Focused harness: dart run benchmark/experiments/select_bytes_wide_cols.dart.

This produced a visible candidate-faster signal, but the confirmation baseline

also drifted much slower than the first baseline, so magnitude is not

load-bearing.

ShapeBaseline P1Candidate P1Delta P1Candidate P2Baseline P2Delta P2
10k rows x 8 int cols2.539 ms2.181 ms-14.1%2.105 ms3.547 ms-40.7%
10k rows x 20 int cols6.486 ms5.485 ms-15.4%5.174 ms7.058 ms-26.7%
10k rows x 8 mixed cols2.779 ms2.635 ms-5.2%2.327 ms4.022 ms-42.1%
10k rows x 20 mixed cols8.906 ms6.251 ms-29.8%5.982 ms8.091 ms-26.1%
10k rows x 2 int cols0.801 ms0.685 ms-14.5%0.658 ms0.870 ms-24.4%

There is probably a real ceiling in the wide fixed-shape case: skipping one

SQLite type probe per cell is not free. But the mixed benchmark signal is not

enough to overcome the semantic failure below, and the integer-specific harness

does not reproduce a clean win.

Dynamic type hazard

A targeted local probe created a single untyped SQLite column, inserted an

INTEGER in row 1 and TEXT in row 2, and compared selectBytes() with

select():

 selectBytes prototype: [{"v":1},{"v":0}] select baseline:       [{"v":1},{"v":"abc"}] 

The prototype cached row 0 as SQLITE_INTEGER, then serialized row 1 with

sqlite3_column_int64(). SQLite converted the text value "abc" to integer

0, producing wrong JSON.

This is not an edge condition outside SQLite's model. SQLite storage classes are

per value, not per column, unless a stronger schema contract is present and

proven usable by the encoder.

Validation:

 dart pub get dart run benchmark/experiments/select_bytes_int_heavy.dart dart run benchmark/experiments/select_bytes_wide_cols.dart 

The dynamic-type probe was local-only and removed before publication.

Decision

Rejected as a hidden default.

The performance ceiling is plausible on fixed-shape wide rows, but the

assumption is not safe for ordinary SQLite result sets.
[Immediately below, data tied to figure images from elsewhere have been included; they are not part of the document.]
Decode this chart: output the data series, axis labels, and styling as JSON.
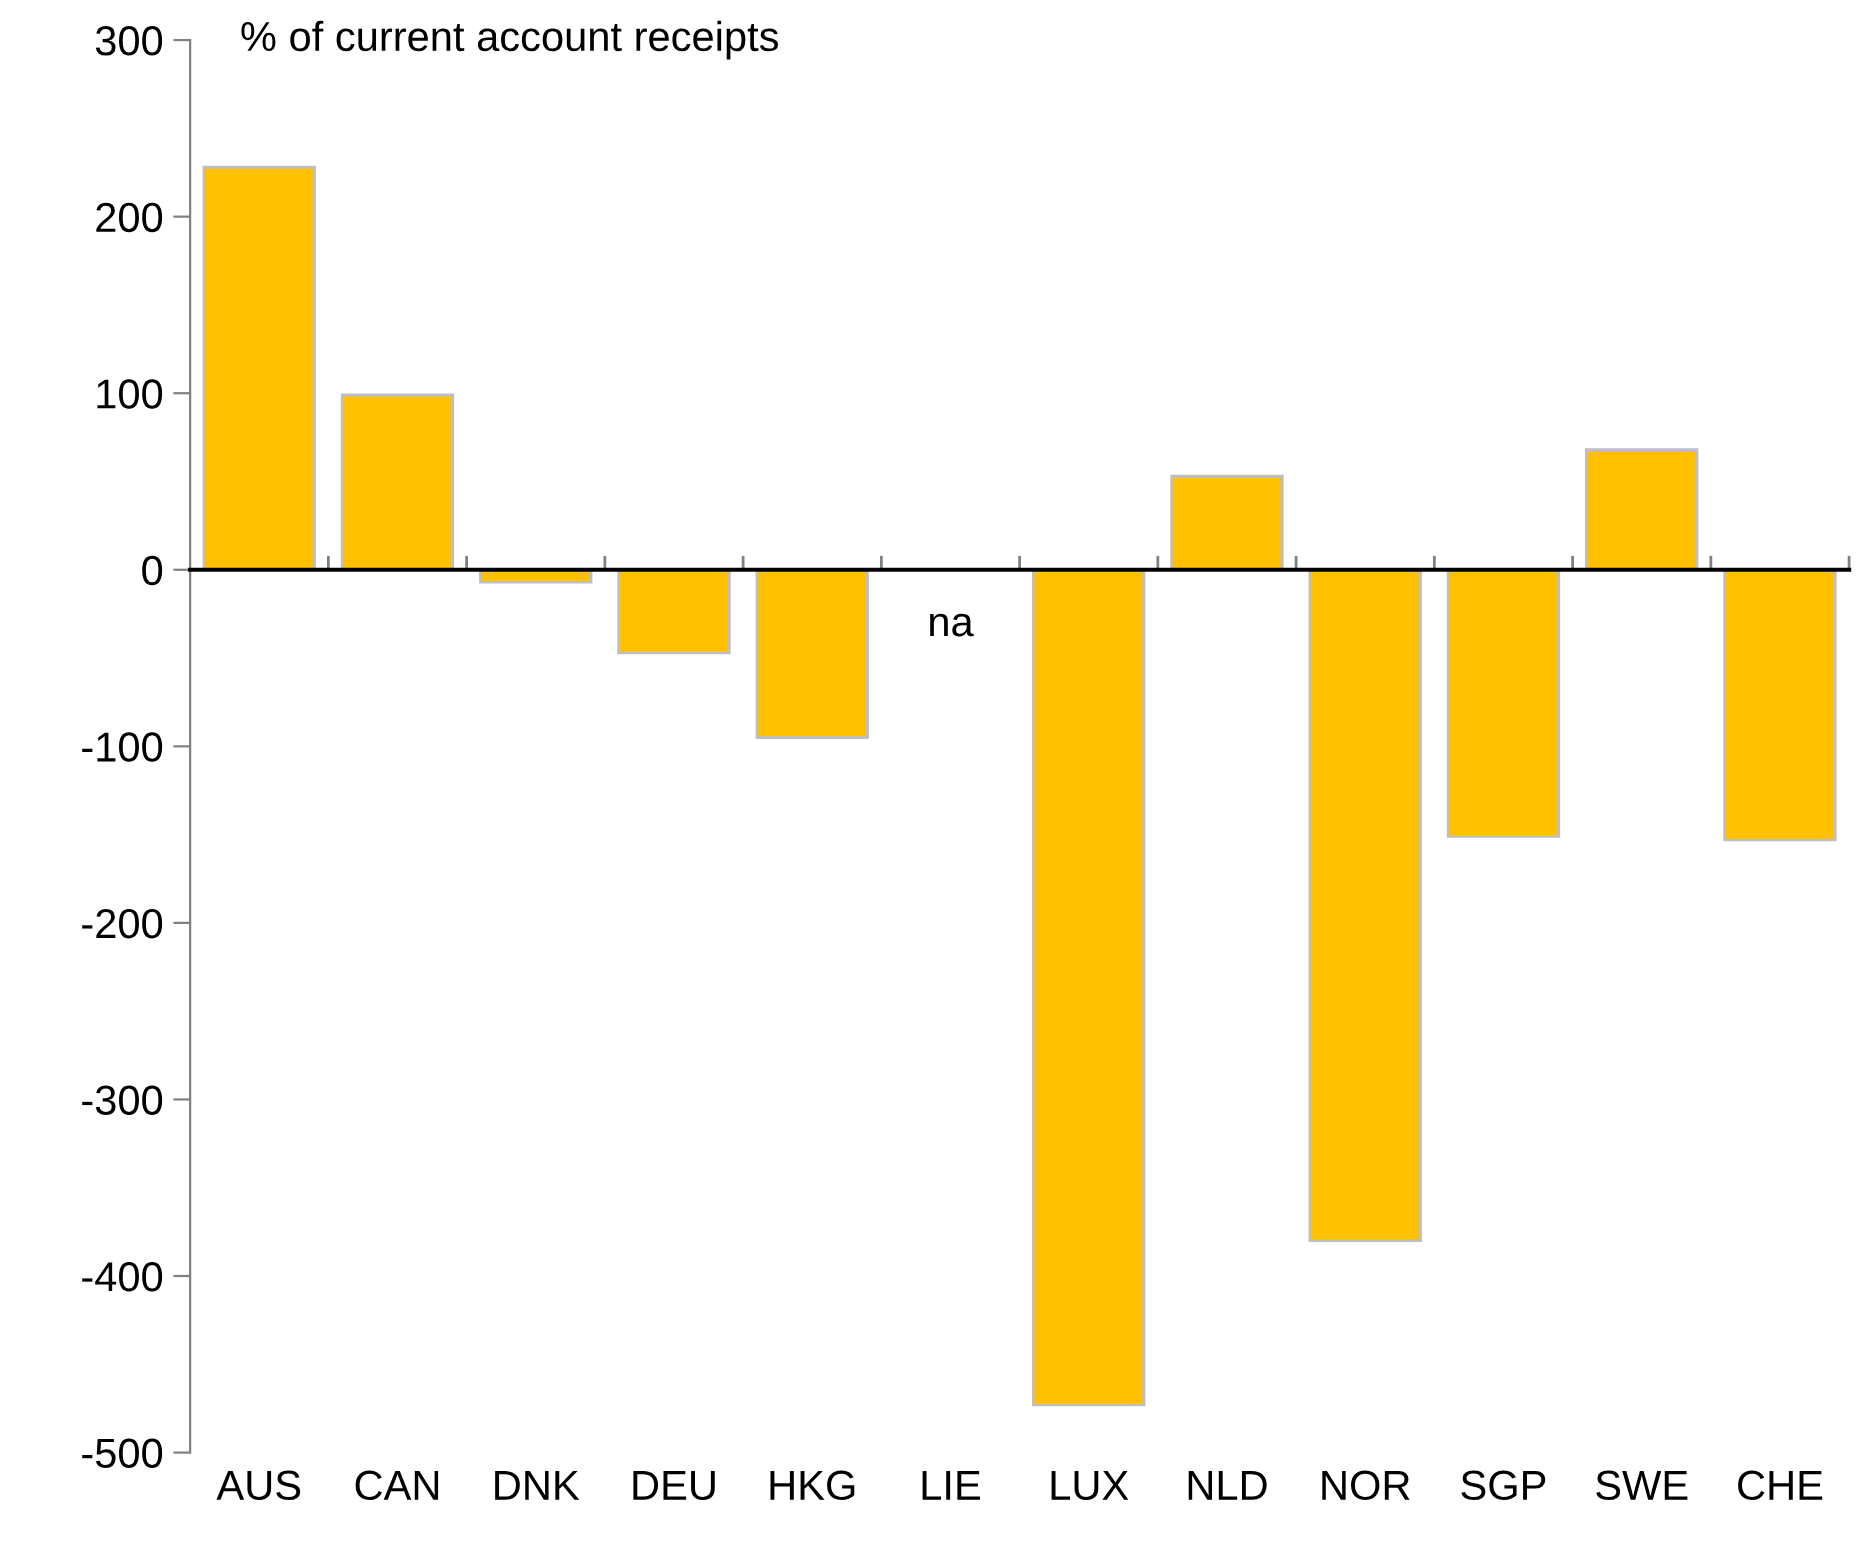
{
  "chart_data": {
    "type": "bar",
    "ylabel": "% of current account receipts",
    "categories": [
      "AUS",
      "CAN",
      "DNK",
      "DEU",
      "HKG",
      "LIE",
      "LUX",
      "NLD",
      "NOR",
      "SGP",
      "SWE",
      "CHE"
    ],
    "values": [
      228,
      99,
      -7,
      -47,
      -95,
      null,
      -473,
      53,
      -380,
      -151,
      68,
      -153
    ],
    "color": "#ffc000",
    "ylim": [
      -500,
      300
    ],
    "yticks": [
      -500,
      -400,
      -300,
      -200,
      -100,
      0,
      100,
      200,
      300
    ],
    "annotations": [
      "na"
    ],
    "legend": false
  }
}
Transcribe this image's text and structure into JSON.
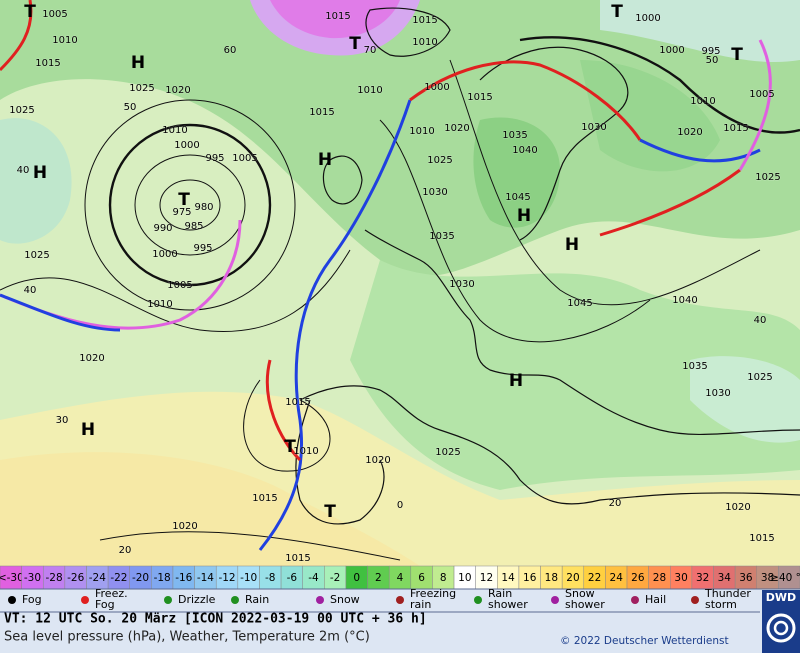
{
  "map": {
    "labels": [
      "1005",
      "1010",
      "1015",
      "1025",
      "1020",
      "1025",
      "1010",
      "1000",
      "995",
      "1005",
      "975",
      "980",
      "990",
      "985",
      "995",
      "1000",
      "1005",
      "1010",
      "1025",
      "1020",
      "1015",
      "1015",
      "1010",
      "1010",
      "1015",
      "1000",
      "1015",
      "1010",
      "1020",
      "1025",
      "1030",
      "1035",
      "1030",
      "1035",
      "1040",
      "1045",
      "1045",
      "1040",
      "1035",
      "1030",
      "1025",
      "1030",
      "1020",
      "1015",
      "1025",
      "1000",
      "1000",
      "995",
      "1010",
      "1005",
      "1015",
      "1010",
      "1020",
      "1025",
      "1015",
      "1020",
      "1015",
      "1020",
      "1015",
      "0",
      "20",
      "20",
      "30",
      "40",
      "40",
      "50",
      "60",
      "70",
      "40",
      "50"
    ],
    "highs": [
      "H",
      "H",
      "H",
      "H",
      "H",
      "H",
      "H"
    ],
    "lows": [
      "T",
      "T",
      "T",
      "T",
      "T",
      "T",
      "T"
    ]
  },
  "scale": {
    "labels": [
      "<-30",
      -30,
      -28,
      -26,
      -24,
      -22,
      -20,
      -18,
      -16,
      -14,
      -12,
      -10,
      -8,
      -6,
      -4,
      -2,
      0,
      2,
      4,
      6,
      8,
      10,
      12,
      14,
      16,
      18,
      20,
      22,
      24,
      26,
      28,
      30,
      32,
      34,
      36,
      38,
      "≥40 °C"
    ],
    "colors": [
      "#e060e0",
      "#d070f0",
      "#c080f0",
      "#b090f0",
      "#a0a0f0",
      "#9090f0",
      "#8098f0",
      "#80a8f0",
      "#80b8f0",
      "#90c8f0",
      "#a0d8f8",
      "#a8e0f8",
      "#98e0e8",
      "#90e0d8",
      "#98e8c8",
      "#a8f0b8",
      "#40c040",
      "#60cc50",
      "#80d860",
      "#a0e070",
      "#c0ec90",
      "#ffffff",
      "#fffff0",
      "#fff8c0",
      "#fff0a0",
      "#ffe880",
      "#ffe060",
      "#ffd040",
      "#ffc040",
      "#ffa840",
      "#ff9050",
      "#ff8060",
      "#f07070",
      "#e07070",
      "#d08070",
      "#c09080",
      "#b09090"
    ]
  },
  "legend": [
    "Fog",
    "Freez. Fog",
    "Drizzle",
    "Rain",
    "Snow",
    "Freezing rain",
    "Rain shower",
    "Snow shower",
    "Hail",
    "Thunder storm"
  ],
  "footer": {
    "valid": "VT: 12 UTC So.  20 März [ICON 2022-03-19  00 UTC + 36 h]",
    "description": "Sea level pressure (hPa), Weather, Temperature 2m (°C)",
    "copyright": "© 2022 Deutscher Wetterdienst",
    "logo": "DWD"
  }
}
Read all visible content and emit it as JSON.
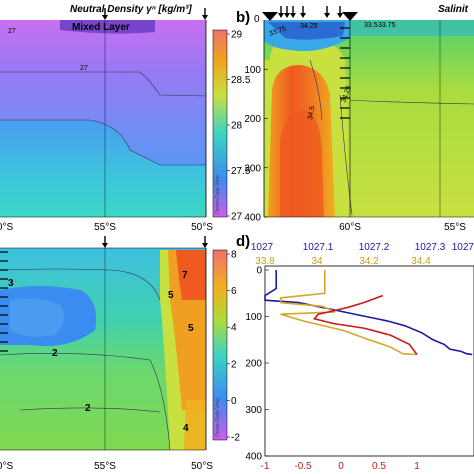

Caching the first row's

storage class can silently corrupt selectBytes() output as soon as later rows

carry a different storage class. The only safe hidden implementation would need

to reintroduce per-cell verification or a proof layer whose complexity is not

justified by the current mixed performance evidence.

Future Notes

only on the first row.

declared-type plus query-shape constraints, a generated/static statement

mode, or an explicit user-visible contract.

ceiling check, but require a dynamic-storage-class correctness guard before

any production code can be accepted.